How do I add memoization to this recursive approach?

Question

I was attempting to solve the coin change problem (https://leetcode.com/problems/coin-change) and have come up with the following recursive approach:

class Solution {
    public int coinChange(int[] coins, int amount) {
        int[] min = new int[1];
        min[0] = Integer.MAX_VALUE;
        recur(coins,amount,min,0);
        min[0] = min[0]==Integer.MAX_VALUE?-1:min[0];
        return min[0];
    }
    private void recur(int[] coins,int amount,int[] min,int coinsUsed){
        if(amount==0){
            min[0] = Math.min(min[0],coinsUsed);
            return;
        }
        if(amount<0){
            return;
        }
        for(int i=0;i<coins.length;++i){
            recur(coins,amount-coins[i],min,coinsUsed+1);
        }
    }
}

Currently the time complexity would be O((coins.length)^n). How can I add memoization to improve this?

Answer 1

Usually top-down with memoization gets a bit complicated. A simple way is to use a 2-d array and solve the problem bottom up. Suppose you have n denominations (index from 1 to n) and the sum is S. Let T[n][S] be the minimal number of coins you need to add up to S and v[n] the value of coin n.

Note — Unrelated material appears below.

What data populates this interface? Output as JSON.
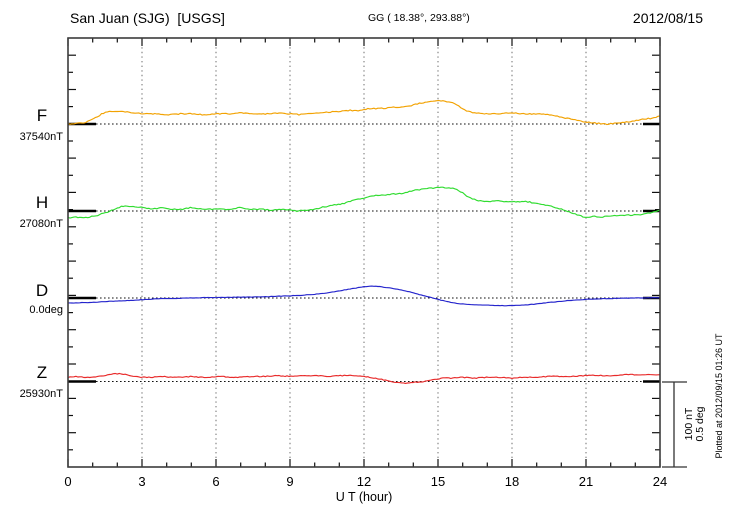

You have two choices either you use coin n or you don't. If you don't then T[n][S]=T[n-1][S]. If you do then T[n][S]=1+T[n][S-v[n]] since you don't know which is better then

T[n][S]=min (T[n-1][S],1+T[n][S-v[n]]). This is true for all n therefore we get the recursive formula.

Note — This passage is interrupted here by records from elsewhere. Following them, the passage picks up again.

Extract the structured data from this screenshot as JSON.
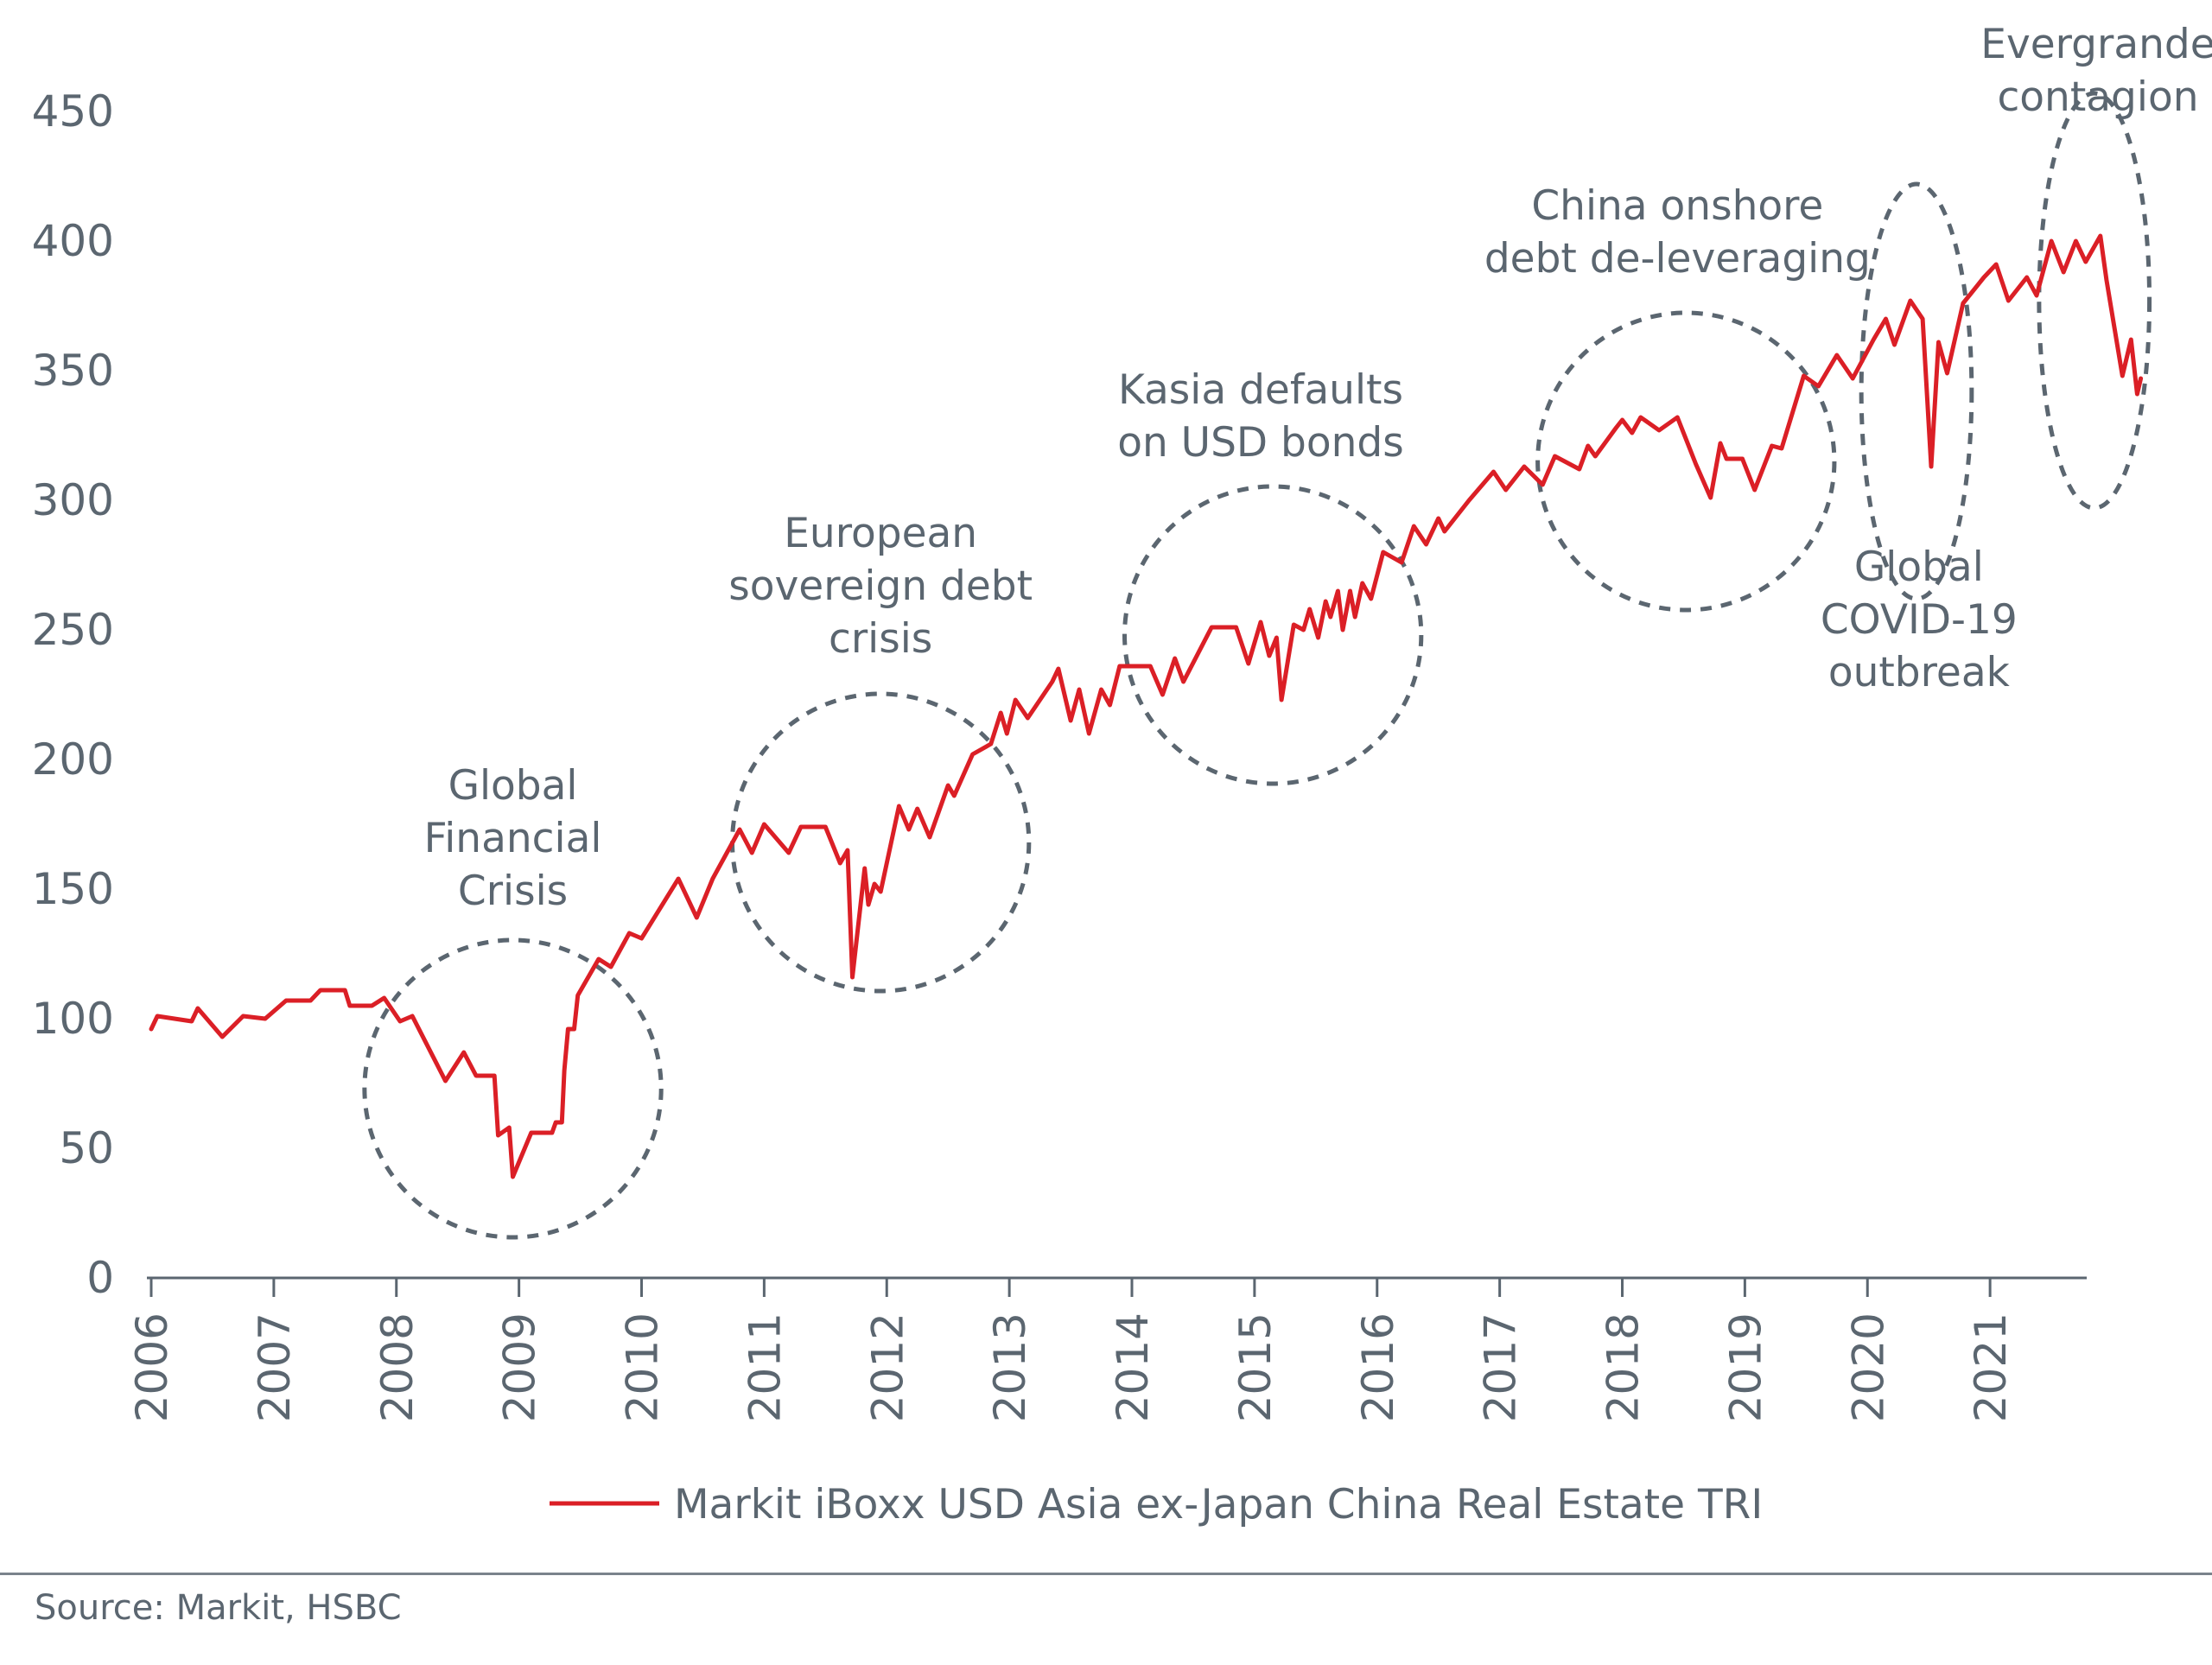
{
  "chart_data": {
    "type": "line",
    "xlim": [
      2006,
      2022
    ],
    "ylim": [
      0,
      450
    ],
    "yticks": [
      "0",
      "50",
      "100",
      "150",
      "200",
      "250",
      "300",
      "350",
      "400",
      "450"
    ],
    "xticks": [
      "2006",
      "2007",
      "2008",
      "2009",
      "2010",
      "2011",
      "2012",
      "2013",
      "2014",
      "2015",
      "2016",
      "2017",
      "2018",
      "2019",
      "2020",
      "2021"
    ],
    "legend_position": "bottom",
    "grid": false,
    "series": [
      {
        "name": "Markit iBoxx USD Asia ex-Japan China Real Estate TRI",
        "color": "#db1f26",
        "points": [
          [
            2006.0,
            96
          ],
          [
            2006.05,
            101
          ],
          [
            2006.33,
            99
          ],
          [
            2006.38,
            104
          ],
          [
            2006.58,
            93
          ],
          [
            2006.75,
            101
          ],
          [
            2006.93,
            100
          ],
          [
            2007.1,
            107
          ],
          [
            2007.3,
            107
          ],
          [
            2007.38,
            111
          ],
          [
            2007.58,
            111
          ],
          [
            2007.62,
            105
          ],
          [
            2007.8,
            105
          ],
          [
            2007.9,
            108
          ],
          [
            2008.03,
            99
          ],
          [
            2008.13,
            101
          ],
          [
            2008.4,
            76
          ],
          [
            2008.55,
            87
          ],
          [
            2008.65,
            78
          ],
          [
            2008.8,
            78
          ],
          [
            2008.83,
            55
          ],
          [
            2008.92,
            58
          ],
          [
            2008.95,
            39
          ],
          [
            2009.1,
            56
          ],
          [
            2009.27,
            56
          ],
          [
            2009.3,
            60
          ],
          [
            2009.35,
            60
          ],
          [
            2009.37,
            80
          ],
          [
            2009.4,
            96
          ],
          [
            2009.45,
            96
          ],
          [
            2009.48,
            109
          ],
          [
            2009.65,
            123
          ],
          [
            2009.75,
            120
          ],
          [
            2009.9,
            133
          ],
          [
            2010.0,
            131
          ],
          [
            2010.3,
            154
          ],
          [
            2010.45,
            139
          ],
          [
            2010.58,
            154
          ],
          [
            2010.8,
            173
          ],
          [
            2010.9,
            164
          ],
          [
            2011.0,
            175
          ],
          [
            2011.2,
            164
          ],
          [
            2011.3,
            174
          ],
          [
            2011.5,
            174
          ],
          [
            2011.62,
            160
          ],
          [
            2011.68,
            165
          ],
          [
            2011.72,
            116
          ],
          [
            2011.82,
            158
          ],
          [
            2011.85,
            144
          ],
          [
            2011.9,
            152
          ],
          [
            2011.95,
            149
          ],
          [
            2012.1,
            182
          ],
          [
            2012.18,
            173
          ],
          [
            2012.25,
            181
          ],
          [
            2012.35,
            170
          ],
          [
            2012.5,
            190
          ],
          [
            2012.55,
            186
          ],
          [
            2012.7,
            202
          ],
          [
            2012.85,
            206
          ],
          [
            2012.93,
            218
          ],
          [
            2012.98,
            210
          ],
          [
            2013.05,
            223
          ],
          [
            2013.15,
            216
          ],
          [
            2013.35,
            230
          ],
          [
            2013.4,
            235
          ],
          [
            2013.5,
            215
          ],
          [
            2013.57,
            227
          ],
          [
            2013.65,
            210
          ],
          [
            2013.75,
            227
          ],
          [
            2013.82,
            221
          ],
          [
            2013.9,
            236
          ],
          [
            2014.0,
            236
          ],
          [
            2014.15,
            236
          ],
          [
            2014.25,
            225
          ],
          [
            2014.35,
            239
          ],
          [
            2014.42,
            230
          ],
          [
            2014.65,
            251
          ],
          [
            2014.85,
            251
          ],
          [
            2014.95,
            237
          ],
          [
            2015.05,
            253
          ],
          [
            2015.12,
            240
          ],
          [
            2015.18,
            247
          ],
          [
            2015.22,
            223
          ],
          [
            2015.32,
            252
          ],
          [
            2015.4,
            250
          ],
          [
            2015.45,
            258
          ],
          [
            2015.52,
            247
          ],
          [
            2015.58,
            261
          ],
          [
            2015.62,
            255
          ],
          [
            2015.68,
            265
          ],
          [
            2015.72,
            250
          ],
          [
            2015.78,
            265
          ],
          [
            2015.82,
            255
          ],
          [
            2015.88,
            268
          ],
          [
            2015.95,
            262
          ],
          [
            2016.05,
            280
          ],
          [
            2016.2,
            276
          ],
          [
            2016.3,
            290
          ],
          [
            2016.4,
            283
          ],
          [
            2016.5,
            293
          ],
          [
            2016.55,
            288
          ],
          [
            2016.75,
            300
          ],
          [
            2016.95,
            311
          ],
          [
            2017.05,
            304
          ],
          [
            2017.2,
            313
          ],
          [
            2017.35,
            306
          ],
          [
            2017.45,
            317
          ],
          [
            2017.65,
            312
          ],
          [
            2017.72,
            321
          ],
          [
            2017.78,
            317
          ],
          [
            2017.95,
            328
          ],
          [
            2018.0,
            331
          ],
          [
            2018.08,
            326
          ],
          [
            2018.15,
            332
          ],
          [
            2018.3,
            327
          ],
          [
            2018.45,
            332
          ],
          [
            2018.6,
            314
          ],
          [
            2018.72,
            301
          ],
          [
            2018.8,
            322
          ],
          [
            2018.85,
            316
          ],
          [
            2018.98,
            316
          ],
          [
            2019.08,
            304
          ],
          [
            2019.22,
            321
          ],
          [
            2019.3,
            320
          ],
          [
            2019.48,
            348
          ],
          [
            2019.6,
            344
          ],
          [
            2019.75,
            356
          ],
          [
            2019.88,
            347
          ],
          [
            2020.05,
            362
          ],
          [
            2020.15,
            370
          ],
          [
            2020.22,
            360
          ],
          [
            2020.35,
            377
          ],
          [
            2020.45,
            370
          ],
          [
            2020.52,
            313
          ],
          [
            2020.58,
            361
          ],
          [
            2020.65,
            349
          ],
          [
            2020.78,
            376
          ],
          [
            2020.95,
            386
          ],
          [
            2021.05,
            391
          ],
          [
            2021.15,
            377
          ],
          [
            2021.3,
            386
          ],
          [
            2021.38,
            379
          ],
          [
            2021.5,
            400
          ],
          [
            2021.6,
            388
          ],
          [
            2021.7,
            400
          ],
          [
            2021.78,
            392
          ],
          [
            2021.9,
            402
          ],
          [
            2021.95,
            385
          ],
          [
            2022.08,
            348
          ],
          [
            2022.15,
            362
          ],
          [
            2022.2,
            341
          ],
          [
            2022.23,
            347
          ]
        ]
      }
    ],
    "annotations": [
      {
        "lines": [
          "Global",
          "Financial",
          "Crisis"
        ],
        "circle": {
          "cx": 2008.95,
          "cy": 73,
          "rx": 1.21,
          "ry": 58
        }
      },
      {
        "lines": [
          "European",
          "sovereign debt",
          "crisis"
        ],
        "circle": {
          "cx": 2011.95,
          "cy": 168,
          "rx": 1.21,
          "ry": 58
        }
      },
      {
        "lines": [
          "Kasia defaults",
          "on USD bonds"
        ],
        "circle": {
          "cx": 2015.15,
          "cy": 248,
          "rx": 1.21,
          "ry": 58
        }
      },
      {
        "lines": [
          "China onshore",
          "debt de-leveraging"
        ],
        "circle": {
          "cx": 2018.52,
          "cy": 315,
          "rx": 1.21,
          "ry": 58
        }
      },
      {
        "lines": [
          "Global",
          "COVID-19",
          "outbreak"
        ],
        "circle": {
          "cx": 2020.4,
          "cy": 342,
          "rx": 0.45,
          "ry": 58
        }
      },
      {
        "lines": [
          "Evergrande",
          "contagion"
        ],
        "circle": {
          "cx": 2021.85,
          "cy": 377,
          "rx": 0.45,
          "ry": 58
        }
      }
    ]
  },
  "source": "Source: Markit, HSBC"
}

T[i][s]=min(T[i-1][s],1+T[i][s-v[i]])

Now for the boundary conditions

1. If i=1 then T[1][s]=s for all 0<= s <= S
2. T[i][0]=0 for 1<= i<= n

int x,y;
int T[n+1][S+1];
//initialization
for(y=0;y<=S;y++)
   T[1][y]=y;
for(x=0;x<=n;x++)
   T[x][0]=0;
//solution
for(x=2;x<=n;x++){
   for(y=0;y<=S;y++){
       if (v[x]>= y )
           T[x][y]=min(T[x-1][y],1+T[x][y-v[x]];
       else
             T[x][y]=T[x-1][y];
    }
}